Let me throw aside all sappy sentiment and be honest for a minute. Mother’s Day confuses me. When I was young, I had my mom and Mother’s Day was all about her. Easy enough. Then, I got married, and Mother’s Day was multiplied because now I had to think about my own mother, as well as my husband’s mother. Whose mom got to take precedence? Was I now supposed to try to fit both moms into the one day? To make matters even more confusing, I then became a mother. What exactly is the protocol at that point?
Ever since I became a mom this day has been a mixed blessing for me. The pull to make sure I was not enjoying this day while neglecting my own mom and mother-in-law was overpowering and, quite honestly, aggravating. As selfish as it is, I want this to be my day now that I’m a mom actively engaged in the raising of children. Certainly that isn’t too much to ask. Or is it?
Most mothers have ridiculously high expectations as to what would constitute an ideal Mother’s Day, though, and no one will be able to meet them, not even for one day each year. Realistically, it’s best to take your Mother’s Day visions, write them off as delusions, and soldier on. Take my Mother’s Day today, for example. We were up in the mountains staying in a nice log cabin, and I was still awakened at 6:30 a.m. by the ruckus of my sons barging into my bedroom to tell me they were awake. Thanks for the heads up, sweeties. It’s not as if I wouldn’t have figured that out on my own in two minutes when you began arguing with each other while “quietly” playing Battleship. Eventually, their father got home from his morning job taking photos and cleared them out of the house so I could get a bit more sleep. That was pleasant.

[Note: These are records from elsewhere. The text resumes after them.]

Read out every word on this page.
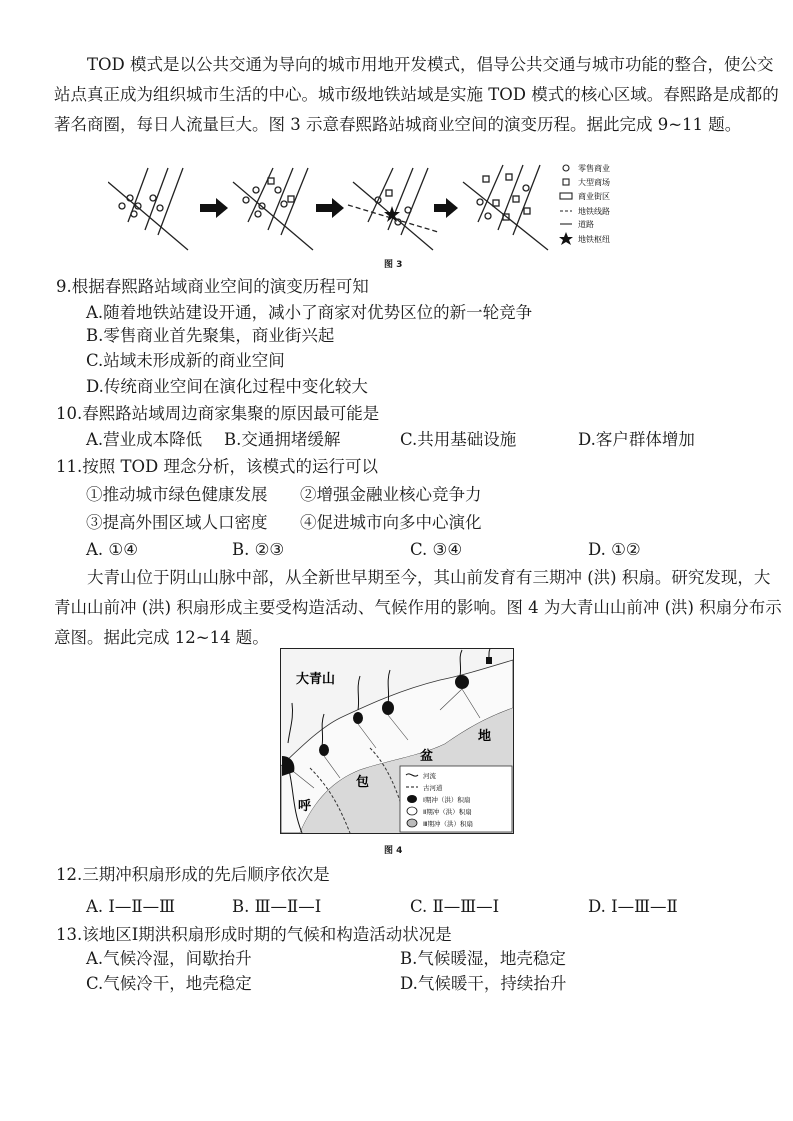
TOD 模式是以公共交通为导向的城市用地开发模式，倡导公共交通与城市功能的整合，使公交站点真正成为组织城市生活的中心。城市级地铁站域是实施 TOD 模式的核心区域。春熙路是成都的著名商圈，每日人流量巨大。图 3 示意春熙路站城商业空间的演变历程。据此完成 9~11 题。
零售商业
大型商场
商业街区
地铁线路
道路
地铁枢纽
图 3
9.根据春熙路站域商业空间的演变历程可知
A.随着地铁站建设开通，减小了商家对优势区位的新一轮竞争
B.零售商业首先聚集，商业街兴起
C.站域未形成新的商业空间
D.传统商业空间在演化过程中变化较大
10.春熙路站域周边商家集聚的原因最可能是
A.营业成本降低 B.交通拥堵缓解	C.共用基础设施	D.客户群体增加
11.按照 TOD 理念分析，该模式的运行可以
①推动城市绿色健康发展 ②增强金融业核心竞争力
③提高外围区域人口密度 ④促进城市向多中心演化
A. ①④	B. ②③	C. ③④	D. ①②
大青山位于阴山山脉中部，从全新世早期至今，其山前发育有三期冲 (洪) 积扇。研究发现，大青山山前冲 (洪) 积扇形成主要受构造活动、气候作用的影响。图 4 为大青山山前冲 (洪) 积扇分布示意图。据此完成 12~14 题。
河流
古河道
Ⅰ期冲（洪）积扇
Ⅱ期冲（洪）积扇
Ⅲ期冲（洪）积扇
大青山
地
盆
包
呼
图 4
12.三期冲积扇形成的先后顺序依次是
A. Ⅰ—Ⅱ—Ⅲ	B. Ⅲ—Ⅱ—Ⅰ	C. Ⅱ—Ⅲ—Ⅰ	D. Ⅰ—Ⅲ—Ⅱ
13.该地区Ⅰ期洪积扇形成时期的气候和构造活动状况是
A.气候冷湿，间歇抬升	B.气候暖湿，地壳稳定
C.气候冷干，地壳稳定	D.气候暖干，持续抬升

Until, at 8:15, the boys bust into my room again and declared, “Mom…you gotta get up. The stagecoach is leaving and you’re going to miss it.” No. Seriously. We were going on a stagecoach ride and in their attempt to let me sleep in they’d put me in a position whereby I would now mess up the whole endeavor for everyone with my ill-preparedness. Crap. I jumped out of bed, started rooting around through clothes like a coati looking for insects, grabbed something to wear, threw it on, and tried to figure out how I was supposed to function without a Starbucks run. I spent a few minutes chewing out hubby, who happened into the room during my “hurry-up-and-get-out-so-you-don’t-miss-the-damn-stagecoach-experience” fit. Then, I emerged and got myself to where I needed to be for my relaxing morning ride.
In retrospect, the day ended well enough. I did get to travel via stagecoach through the beautiful Whistling Elk ranch. I also got to ride a horse, something I hadn’t done in 25 years. My boys took me out for Thai food for dinner, which was nice too. And when I got home I greatly enjoyed the gifts my sons had made for me at school, one of which was wrapped in a white paper bag with a drawing of Luke as a ninja on it. Can’t beat that.
I guess Mother’s Day all comes down to expectations. As the years have gone on, Mother’s Day has become less and less disappointing for me because I have come to expect less and less from it. I know that sounds negative, but it truly isn’t. Mother’s Day isn’t merely about me, as much as the name might imply. Every mom knows that once you bring children into the world your life will never be the same. It’s never about you anymore. You gave up that right when you allowed that little being grow inside your body and then push its way out. Mother’s Day isn’t so much about being appreciated as it is about being important. And, nothing reminds you how important you are more than having your child rush into your room at 6:30 a.m. just to let you know they are indeed awake, alive, and ready to go.